Ils n'ont plus la protection des murs de la maison et la seule chose qui les protège des horreurs qui vivent dehors sont la mince bande de tissu qui leur couvre les yeux. Ils doivent se laisser aller et tout affronter à l'aveugle. C'est sur cette rivière que vont s'affirmer les liens entre Malorie et ses enfants. Et c'est lorsque cette dernière finit par embrasser son rôle de mère qu'ultimement ils atteignent le refuge et sont sauvés. C'est d'ailleurs dans le refuge qu'elle leur donnera un nom, preuve de leur acceptation.
Les oiseaux. J'en ai pas du tout parlé mais le titre c'est pourtant "Bird Box" lol. On découvre assez tard dans le film que les oiseaux ont la capacité de sentir lorsqu'une créature est proche et lorsque ça arrive ils s’excitent. Il y a juste une allusion dans le premier tiers du film avec une volée d'oiseaux piaillant à l'approche d'un monstre, et c'est vérifié plus tard lors d'une expédition de ravitaillement au supermarché du coin.
Elle trouve des perruches en cage et après qu'elles ont montré qu'elles étaient capable de détecter les monstres, elle décide de les garder. Les oiseaux restent en cage, puis dans une boite tout le long du film. Et c'est lorsqu'elle atteint le refuge qu'elle les libère au milieu de ses congénères lorsqu'elle aussi a fini par trouver sa place. Les oiseaux sont donc une autre métaphore de la condition psychologique de Malorie.
Bilan:
Ca n'est pas un très bon film d'horreur si on s'attend à juste un film post-apo avec un mystère et c'est un plutôt bon film si on s'intéresse juste au parcours psychologique de Malorie qui est mis en abîme par l'histoire
Les moins :
- Personnages clichés, mais bon s'est souvent le cas dans les huis-clos un peu à la Stephen King. Mention spéciale au N-ième personnage gay qui meure dans les 5 minutes après qu'on a appris qu'il était gay... (la palme revient hélas à la nouvelle saison de Doctor Who avec un magnifique 10s). Sincèrement, je n'ai rien contre les scénarios inclusifs, bien au contraire, mais faites les choses bien... On a aussi le trou-duc joué par Malchovich qui est vraiment très très cliché mais à qui étrangement le scénario donne raison plus d'une fois et que personne n'écoute à cause de sa trou-ducitude ^^.
- Le rythme sur la fin. Le film est très lent mais la fin est rushée à l'infini. Le dénouement happy-ending passe d'autant plus mal.

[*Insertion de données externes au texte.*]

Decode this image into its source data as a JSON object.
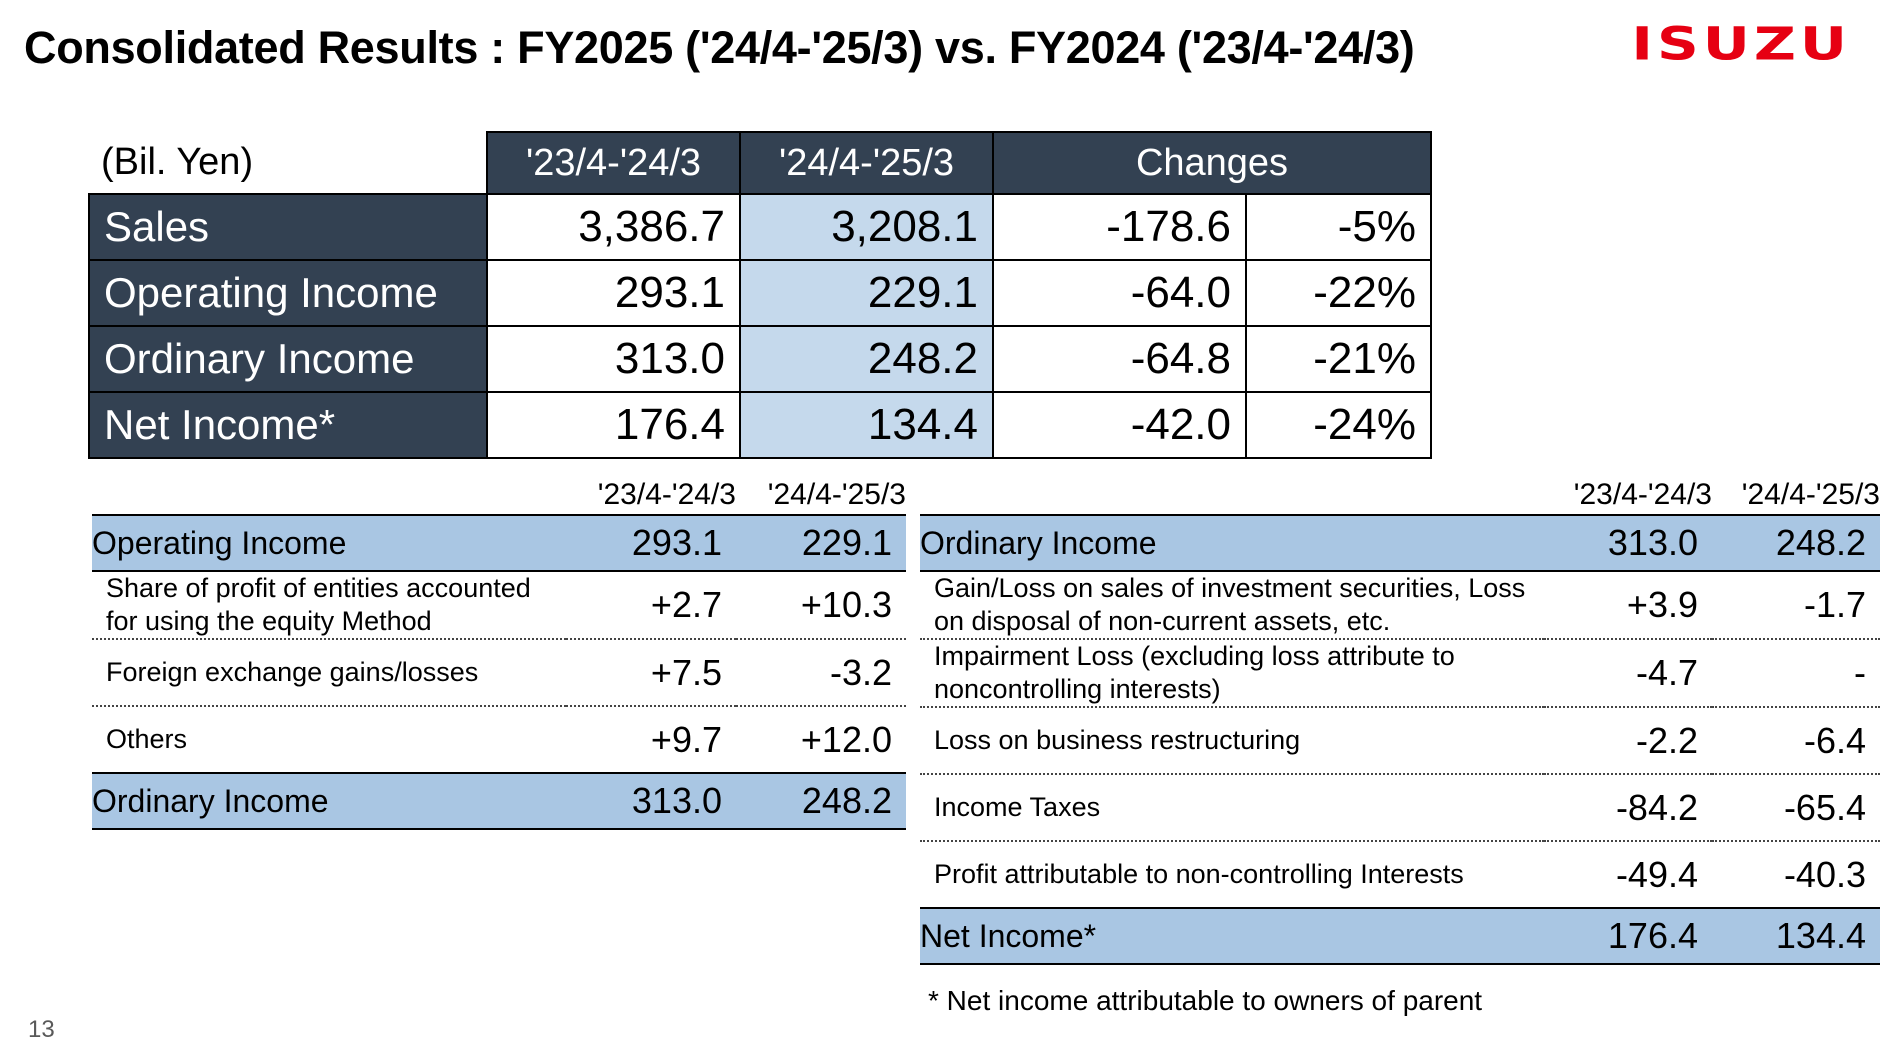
{
  "title": "Consolidated Results : FY2025 ('24/4-'25/3) vs. FY2024 ('23/4-'24/3)",
  "logo_text": "ISUZU",
  "colors": {
    "navy": "#334152",
    "light_blue": "#c5d9ec",
    "mid_blue": "#a9c6e3",
    "logo_red": "#e60012"
  },
  "main_table": {
    "unit": "(Bil. Yen)",
    "headers": [
      "'23/4-'24/3",
      "'24/4-'25/3",
      "Changes"
    ],
    "rows": [
      {
        "label": "Sales",
        "prev": "3,386.7",
        "cur": "3,208.1",
        "change": "-178.6",
        "pct": "-5%"
      },
      {
        "label": "Operating Income",
        "prev": "293.1",
        "cur": "229.1",
        "change": "-64.0",
        "pct": "-22%"
      },
      {
        "label": "Ordinary Income",
        "prev": "313.0",
        "cur": "248.2",
        "change": "-64.8",
        "pct": "-21%"
      },
      {
        "label": "Net Income*",
        "prev": "176.4",
        "cur": "134.4",
        "change": "-42.0",
        "pct": "-24%"
      }
    ]
  },
  "left_table": {
    "headers": [
      "'23/4-'24/3",
      "'24/4-'25/3"
    ],
    "top": {
      "label": "Operating Income",
      "prev": "293.1",
      "cur": "229.1"
    },
    "items": [
      {
        "label": "Share of profit of entities accounted for using the equity Method",
        "prev": "+2.7",
        "cur": "+10.3"
      },
      {
        "label": "Foreign exchange gains/losses",
        "prev": "+7.5",
        "cur": "-3.2"
      },
      {
        "label": "Others",
        "prev": "+9.7",
        "cur": "+12.0"
      }
    ],
    "bottom": {
      "label": "Ordinary Income",
      "prev": "313.0",
      "cur": "248.2"
    }
  },
  "right_table": {
    "headers": [
      "'23/4-'24/3",
      "'24/4-'25/3"
    ],
    "top": {
      "label": "Ordinary Income",
      "prev": "313.0",
      "cur": "248.2"
    },
    "items": [
      {
        "label": "Gain/Loss on sales of investment securities, Loss on disposal of non-current assets, etc.",
        "prev": "+3.9",
        "cur": "-1.7"
      },
      {
        "label": "Impairment Loss (excluding loss attribute to noncontrolling interests)",
        "prev": "-4.7",
        "cur": "-"
      },
      {
        "label": "Loss on business restructuring",
        "prev": "-2.2",
        "cur": "-6.4"
      },
      {
        "label": "Income Taxes",
        "prev": "-84.2",
        "cur": "-65.4"
      },
      {
        "label": "Profit attributable to non-controlling Interests",
        "prev": "-49.4",
        "cur": "-40.3"
      }
    ],
    "bottom": {
      "label": "Net Income*",
      "prev": "176.4",
      "cur": "134.4"
    }
  },
  "footnote": "* Net income attributable to owners of parent",
  "page_number": "13"
}
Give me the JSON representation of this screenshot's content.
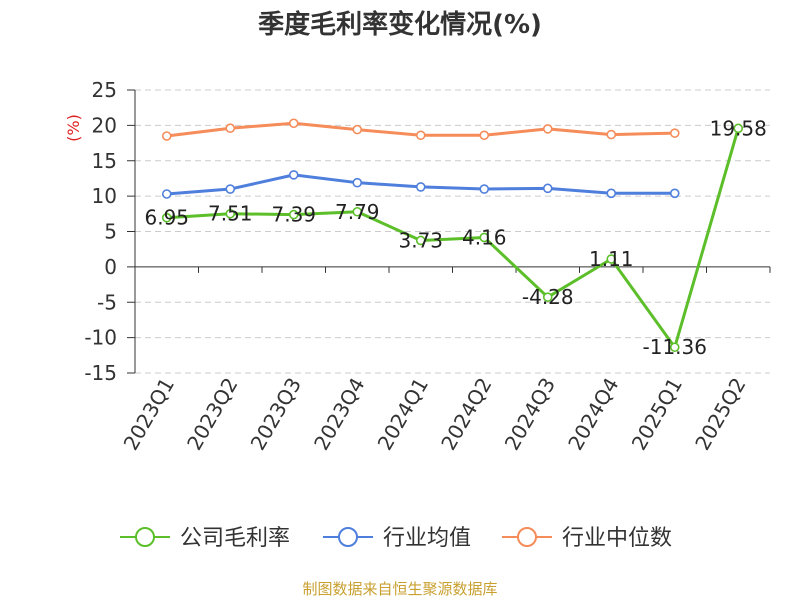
{
  "chart_data": {
    "type": "line",
    "title": "季度毛利率变化情况(%)",
    "ylabel": "(%)",
    "ylim": [
      -15,
      25
    ],
    "yticks": [
      25,
      20,
      15,
      10,
      5,
      0,
      -5,
      -10,
      -15
    ],
    "categories": [
      "2023Q1",
      "2023Q2",
      "2023Q3",
      "2023Q4",
      "2024Q1",
      "2024Q2",
      "2024Q3",
      "2024Q4",
      "2025Q1",
      "2025Q2"
    ],
    "grid": true,
    "legend_position": "bottom",
    "series": [
      {
        "name": "公司毛利率",
        "color": "#5cbf2a",
        "show_labels": true,
        "values": [
          6.95,
          7.51,
          7.39,
          7.79,
          3.73,
          4.16,
          -4.28,
          1.11,
          -11.36,
          19.58
        ]
      },
      {
        "name": "行业均值",
        "color": "#4f7fdc",
        "show_labels": false,
        "values": [
          10.3,
          11.0,
          13.0,
          11.9,
          11.3,
          11.0,
          11.1,
          10.4,
          10.4,
          null
        ]
      },
      {
        "name": "行业中位数",
        "color": "#f58c5a",
        "show_labels": false,
        "values": [
          18.5,
          19.6,
          20.3,
          19.4,
          18.6,
          18.6,
          19.5,
          18.7,
          18.9,
          null
        ]
      }
    ]
  },
  "source": "制图数据来自恒生聚源数据库"
}
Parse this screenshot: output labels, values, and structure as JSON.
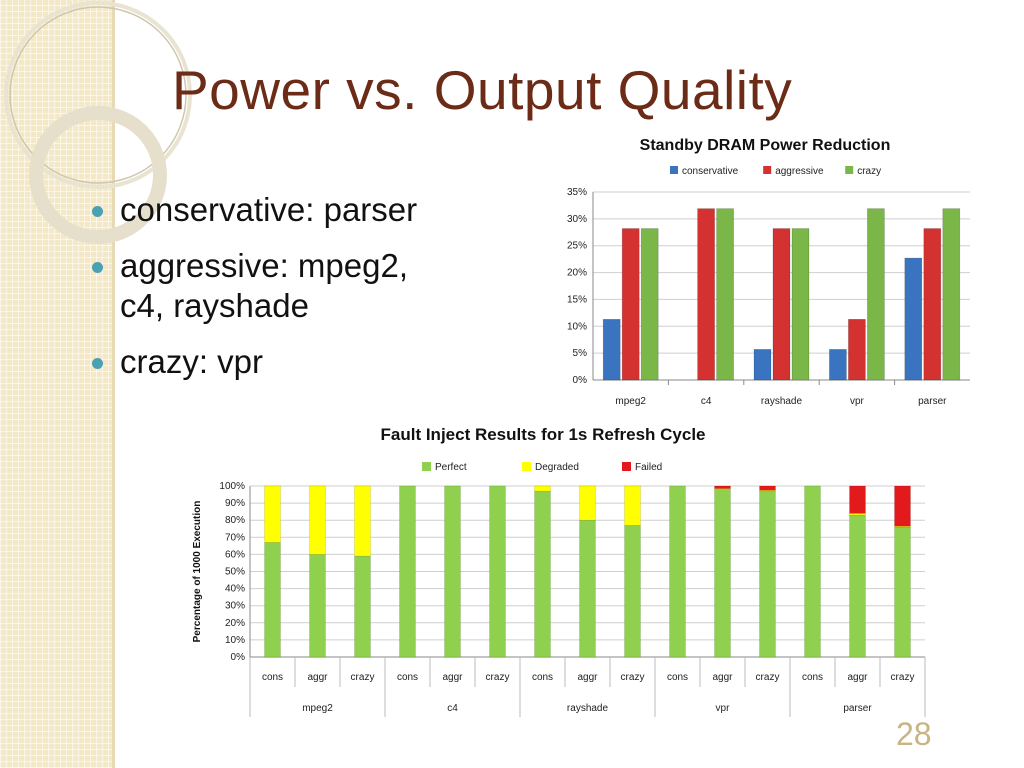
{
  "slide": {
    "title": "Power vs. Output Quality",
    "page_number": "28",
    "bullets": [
      [
        "conservative: parser"
      ],
      [
        "aggressive: mpeg2,",
        "c4, rayshade"
      ],
      [
        "crazy: vpr"
      ]
    ]
  },
  "colors": {
    "title": "#6b2b16",
    "bullet": "#4aa0b5",
    "conservative": "#3a74c1",
    "aggressive": "#d43131",
    "crazy": "#7ab648",
    "perfect": "#8fd14f",
    "degraded": "#ffff00",
    "failed": "#e31a1c"
  },
  "chart_data": [
    {
      "type": "bar",
      "title": "Standby DRAM Power Reduction",
      "categories": [
        "mpeg2",
        "c4",
        "rayshade",
        "vpr",
        "parser"
      ],
      "series": [
        {
          "name": "conservative",
          "values": [
            11.3,
            0,
            5.7,
            5.7,
            22.7
          ]
        },
        {
          "name": "aggressive",
          "values": [
            28.2,
            31.9,
            28.2,
            11.3,
            28.2
          ]
        },
        {
          "name": "crazy",
          "values": [
            28.2,
            31.9,
            28.2,
            31.9,
            31.9
          ]
        }
      ],
      "ylim": [
        0,
        35
      ],
      "yticks": [
        "0%",
        "5%",
        "10%",
        "15%",
        "20%",
        "25%",
        "30%",
        "35%"
      ],
      "legend": "top",
      "grid": true
    },
    {
      "type": "bar",
      "stacked": true,
      "title": "Fault Inject Results for 1s Refresh Cycle",
      "ylabel": "Percentage of 1000 Execution",
      "groups": [
        "mpeg2",
        "c4",
        "rayshade",
        "vpr",
        "parser"
      ],
      "subcategories": [
        "cons",
        "aggr",
        "crazy"
      ],
      "series": [
        {
          "name": "Perfect",
          "values": [
            67,
            60,
            59,
            100,
            100,
            100,
            97,
            80,
            77,
            100,
            98,
            97,
            100,
            83,
            76
          ]
        },
        {
          "name": "Degraded",
          "values": [
            33,
            40,
            41,
            0,
            0,
            0,
            3,
            20,
            23,
            0,
            0.5,
            0.5,
            0,
            1,
            0.5
          ]
        },
        {
          "name": "Failed",
          "values": [
            0,
            0,
            0,
            0,
            0,
            0,
            0,
            0,
            0,
            0,
            1.5,
            2.5,
            0,
            16,
            23.5
          ]
        }
      ],
      "ylim": [
        0,
        100
      ],
      "yticks": [
        "0%",
        "10%",
        "20%",
        "30%",
        "40%",
        "50%",
        "60%",
        "70%",
        "80%",
        "90%",
        "100%"
      ],
      "legend": "top",
      "grid": true
    }
  ]
}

- La phase mystique avec un des personnages qui donne une pseudo explication religieuse à ce qui se passe. Sa théorie est rapidement étouffée par le film et du coup ça sert littéralement à rien.
Les plus:
- La métaphore sur l'acceptation d'être mère.
- Ne jamais voir les créatures ni comprendre d'où elles viennent. Beaucoup ont trouvé ça comme un défaut, mais moi ça me convient parfaitement. Si on les considère comme nos peurs profondes matérialisées, on a pas besoin de beaucoup plus.
- L'acte de foi de Malorie au moment de passer les rapides. Au début, elle doit choisir lequel de ses enfants elle va sacrifier pour l'aider à passer les rapides car quelqu'un doit voir où elle dirige sa barque, mais elle ne peut se résoudre à en sacrifier un. C'est à ce moment qu'on comprend qu'elle les aime autant l'un que l'autre.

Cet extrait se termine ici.